ICMBio abate mais de 300 búfalos invasores em Rondônia
O ICMBio encerra a primeira fase de abate de búfalos invasores em Rondônia, com mais de 300 animais mortos. A ação visa avaliar impactos ambientais e criar um plano de erradicação.

O Instituto Chico Mendes de Conservação da Biodiversidade (ICMBio), em parceria com outras entidades, finalizou a primeira fase de um projeto piloto para controlar a população de búfalos invasores em áreas protegidas de Rondônia. Durante essa campanha, foram abatidos mais de 300 búfalos, uma estratégia que visa testar métodos eficazes e seguros de erradicação, ao mesmo tempo que avalia os impactos ambientais desta ação.
A previsão é que até o final do ano, pelo menos 500 búfalos sejam eliminados, o que representa aproximadamente 10% do total do rebanho. A iniciativa foi dividida em duas fases, respeitando o cronograma das chuvas na região, onde campos como a Rebio Guaporé ficam alagados durante o período de cheia, formando lagoas nas áreas mais baixas.
A operação de abate foi realizada através de três abordagens: terrestre, aquática e aérea, com o objetivo de testar diferentes táticas de controle.
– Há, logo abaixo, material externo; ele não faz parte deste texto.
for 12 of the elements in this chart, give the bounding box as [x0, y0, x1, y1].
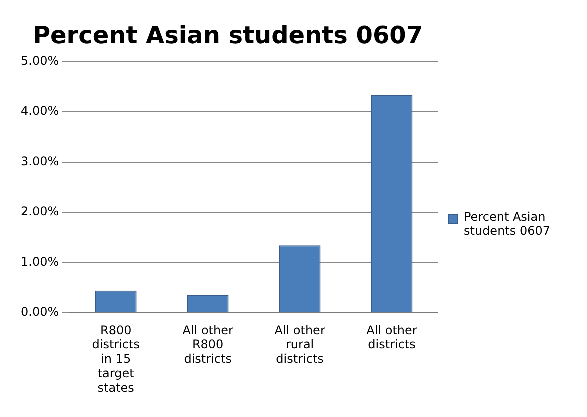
- x-tick-label: R800 districts in 15 target states: [92, 323, 140, 395]
- y-tick-label: 5.00%: [20, 54, 60, 68]
- y-tick-label: 3.00%: [20, 154, 60, 168]
- y-tick-label: 1.00%: [20, 254, 60, 269]
- x-tick-label: All other R800 districts: [182, 323, 234, 366]
- y-tick-label: 4.00%: [20, 104, 60, 118]
- y-tick-label: 0.00%: [20, 305, 60, 320]
- x-tick-label: All other districts: [366, 323, 418, 352]
- y-tick-label: 2.00%: [20, 204, 60, 219]
- chart-title: Percent Asian students 0607: [32, 22, 424, 50]
- legend-label: Percent Asian students 0607: [464, 210, 552, 238]
- x-tick-label: All other rural districts: [274, 323, 326, 366]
Os abates foram realizados por controladores de fauna, que utilizam rifles para garantir a eficiência da operação. As primeiras atividades ocorreram em março, mas foram suspensas por determinação da Justiça Federal, sendo retomadas em 18 de maio após uma nova análise que reconheceu a importância científica do projeto.
Os búfalos invadem áreas como a Reserva Biológica Guaporé, a Reserva Extrativista Pedras Negras e a Reserva de Fauna Pau D’Oleo, que se localizam no oeste de Rondônia, uma região onde três biomas se encontram: Floresta Amazônica, Pantanal e Cerrado. As reservas biológicas são a forma mais rígida de proteção ambiental no estado, e o ICMBio planeja realizar uma nova campanha de abate entre agosto e setembro, durante a seca.
Esse rebanho de búfalos invasores é alvo de uma Ação Civil Pública na Justiça, movida pelo Ministério Público Federal (MPF), que demanda que o governo de Rondônia e o ICMBio tomem medidas para garantir a erradicação desses animais. O ICMBio está desenvolvendo uma pesquisa para elaborar um plano de erradicação que envolve a avaliação da capacidade diária de abate, a observação do comportamento dos búfalos e as condições ambientais que influenciam a operação.
Como estes búfalos não são nativos do Brasil, não possuem predadores naturais, o que possibilita sua reprodução descontrolada, causando danos significativos ao meio ambiente, incluindo a extinção de espécies nativas. Segundo o biólogo do ICMBio, Wilhan Cândido, a única alternativa viável no momento é o abate, uma vez que a região é de difícil acesso e a logística para retirar os animais vivos ou mortos é inviável. A presença desses búfalos representa uma ameaça à biodiversidade local, que abriga várias espécies endêmicas.